L’évolution du genre : variations et innovations
Si Dark Souls a défini le socle, ceux qui sont venus après ont tenté de faire bouger les murs sans faire s’effondrer la maison. Et dans cette maison, chacun a décoré à sa façon : certains ont mis plus d’action, d’autres plus d’histoire, d’autres encore ont tout rasé pour reconstruire ailleurs. Le Souls-like est devenu un genre malléable. Et c’est peut-être sa plus grande force.
Bloodborne : l’art de passer à l’attaque
Avec Bloodborne, FromSoftware donne un bon coup de latte dans son propre gameplay. Fini les boucliers et la prudence, bienvenue aux contre-offensives et à l’agressivité. Le rythme s’accélère, les ennemis sont plus nerveux, les combats virent au duel de réflexes. Et l’ambiance… Lovecraftienne à souhait. Une ruelle sombre, un pistolet, une scie-clé rouillée. C’est le même ADN, mais dopé à l’adrénaline et à l’ésotérisme.
Sekiro : le sabre, pas les statistiques
Sekiro (2019), c’est la prise de risque ultime. Exit les builds, les classes, le multijoueur. Ici, vous êtes un shinobi, et vous restez un shinobi. Le système repose sur la posture, les parades, le rythme. Chaque combat devient un duel chorégraphié. Une mécanique de résurrection s’invite au milieu pour casser le tempo sans briser la tension. Certains crient à l’hérésie, d’autres crient au chef-d’œuvre. Mais une chose est sûre : Sekiro prouve qu’on peut garder le “like” sans le “Souls”.
Elden Ring : l’open world pour tous
Avec Elden Ring, FromSoftware ouvre grand les portes. Le monde est immense, l’exploration libre, la courbe de difficulté moins verticale. Et pourtant, c’est toujours un Souls-like. Torrent (le cheval), les Sites de Grâce, les boss planqués dans des caves improbables… Tout est là, mais étalé sur un territoire gigantesque. Certains puristes regrettent la densité d’un Dark Souls, d’autres y voient la porte d’entrée idéale pour les néophytes. Une chose est sûre : c’est le jeu qui a propulsé le genre dans la stratosphère du grand public.

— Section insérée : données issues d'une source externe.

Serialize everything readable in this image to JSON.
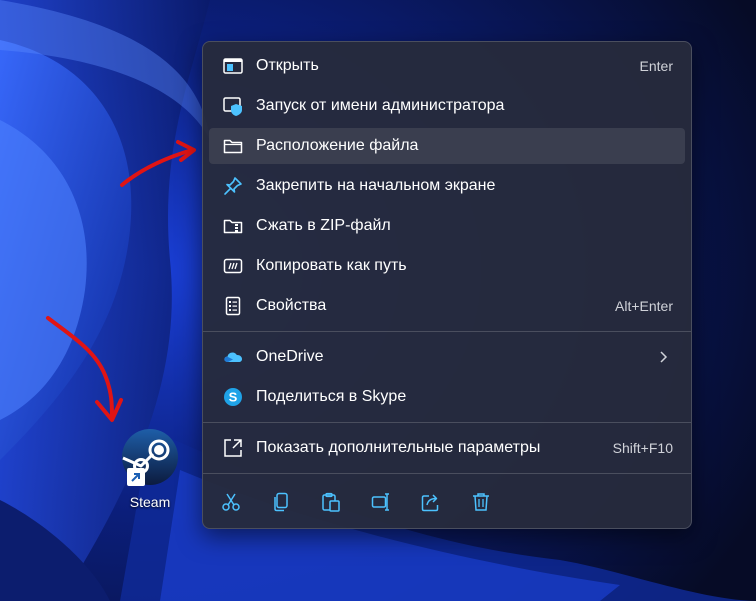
{
  "desktop": {
    "shortcut": {
      "label": "Steam",
      "icon": "steam-icon"
    }
  },
  "context_menu": {
    "items": [
      {
        "label": "Открыть",
        "shortcut": "Enter",
        "icon": "open-window-icon"
      },
      {
        "label": "Запуск от имени администратора",
        "icon": "shield-admin-icon"
      },
      {
        "label": "Расположение файла",
        "icon": "folder-icon",
        "highlighted": true
      },
      {
        "label": "Закрепить на начальном экране",
        "icon": "pin-icon"
      },
      {
        "label": "Сжать в ZIP-файл",
        "icon": "zip-folder-icon"
      },
      {
        "label": "Копировать как путь",
        "icon": "copy-path-icon"
      },
      {
        "label": "Свойства",
        "shortcut": "Alt+Enter",
        "icon": "properties-icon"
      },
      {
        "label": "OneDrive",
        "icon": "onedrive-icon",
        "submenu": true
      },
      {
        "label": "Поделиться в Skype",
        "icon": "skype-icon"
      },
      {
        "label": "Показать дополнительные параметры",
        "shortcut": "Shift+F10",
        "icon": "show-more-icon"
      }
    ],
    "bottom_bar": [
      "cut-icon",
      "copy-icon",
      "paste-icon",
      "rename-icon",
      "share-icon",
      "delete-icon"
    ]
  },
  "colors": {
    "menu_bg": "#272b3c",
    "hover_bg": "#3a3e4f",
    "accent": "#4cc2ff",
    "annotation_red": "#e01414"
  }
}
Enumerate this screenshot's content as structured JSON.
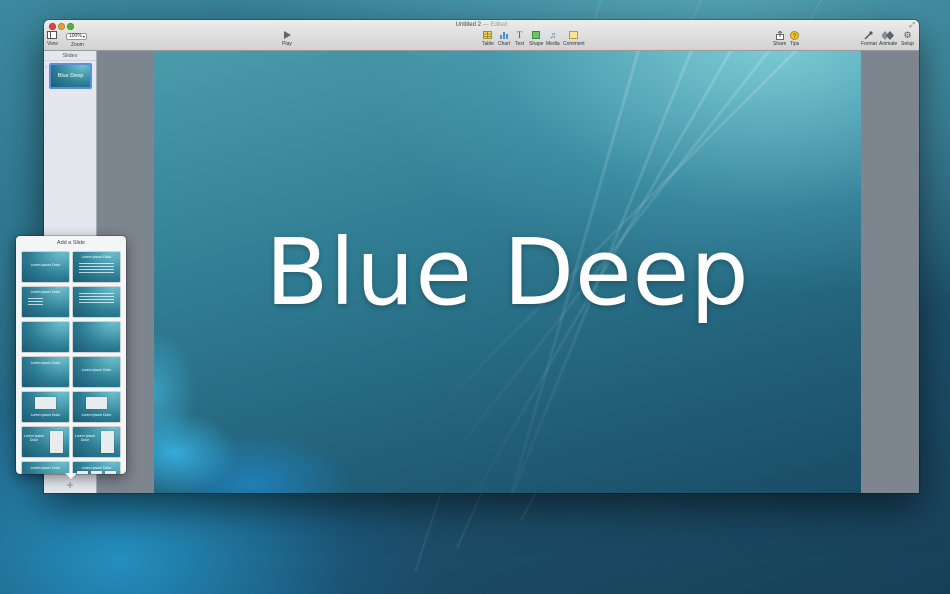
{
  "window": {
    "title": "Untitled 2",
    "title_status": "— Edited"
  },
  "toolbar": {
    "view_label": "View",
    "zoom_value": "100%",
    "zoom_label": "Zoom",
    "play_label": "Play",
    "table_label": "Table",
    "chart_label": "Chart",
    "text_label": "Text",
    "shape_label": "Shape",
    "media_label": "Media",
    "comment_label": "Comment",
    "share_label": "Share",
    "tips_label": "Tips",
    "format_label": "Format",
    "animate_label": "Animate",
    "setup_label": "Setup",
    "icons": {
      "view": "sidebar-view-icon",
      "play": "play-triangle-icon",
      "table": "table-grid-icon",
      "chart": "bar-chart-icon",
      "text": "text-t-icon",
      "shape": "square-shape-icon",
      "media": "music-note-icon",
      "comment": "speech-note-icon",
      "share": "share-arrow-icon",
      "tips": "question-icon",
      "format": "paintbrush-icon",
      "animate": "diamond-animate-icon",
      "setup": "gear-icon"
    }
  },
  "sidebar": {
    "header": "Slides",
    "slides": [
      {
        "number": "1",
        "title": "Blue Deep"
      }
    ]
  },
  "slide": {
    "title": "Blue Deep"
  },
  "add_slide_popover": {
    "title": "Add a Slide",
    "layouts": [
      {
        "top": "Lorem Ipsum Dolor",
        "bottom": ""
      },
      {
        "top": "Lorem Ipsum Dolor",
        "bottom": ""
      },
      {
        "top": "Lorem Ipsum Dolor",
        "bottom": ""
      },
      {
        "top": "",
        "bottom": ""
      },
      {
        "top": "",
        "bottom": ""
      },
      {
        "top": "",
        "bottom": ""
      },
      {
        "top": "Lorem Ipsum Dolor",
        "bottom": ""
      },
      {
        "top": "Lorem Ipsum Dolor",
        "bottom": ""
      },
      {
        "top": "",
        "bottom": "Lorem Ipsum Dolor"
      },
      {
        "top": "",
        "bottom": "Lorem Ipsum Dolor"
      },
      {
        "top": "Lorem Ipsum Dolor",
        "bottom": ""
      },
      {
        "top": "Lorem Ipsum Dolor",
        "bottom": ""
      },
      {
        "top": "Lorem Ipsum Dolor",
        "bottom": ""
      },
      {
        "top": "Lorem Ipsum Dolor",
        "bottom": ""
      }
    ]
  },
  "colors": {
    "accent": "#5b8fd9",
    "close": "#e0443e",
    "minimize": "#dea236",
    "maximize": "#57b13c"
  }
}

Un genre qui influence tout le monde (même les Jedi)
Chez les autres développeurs, le Souls-like est devenu une base sur laquelle on plaque un univers, une DA, parfois une idée de gameplay.
- Nioh a introduit les postures de combat et une gestion du loot façon Diablo.
- The Surge a déplacé le combat dans un univers sci-fi avec ciblage de membres robotiques.
- Lies of P a repris la formule Bloodborne en y glissant un système de morale.
- Mortal Shell a tenté l’expérience avec des “coquilles” interchangeables (des corps aux statistiques différentes).
Tous ces titres montrent que le Souls-like n’est pas une prison de design. C’est un squelette qu’on peut habiller selon l’envie, l’univers ou la philosophie du studio.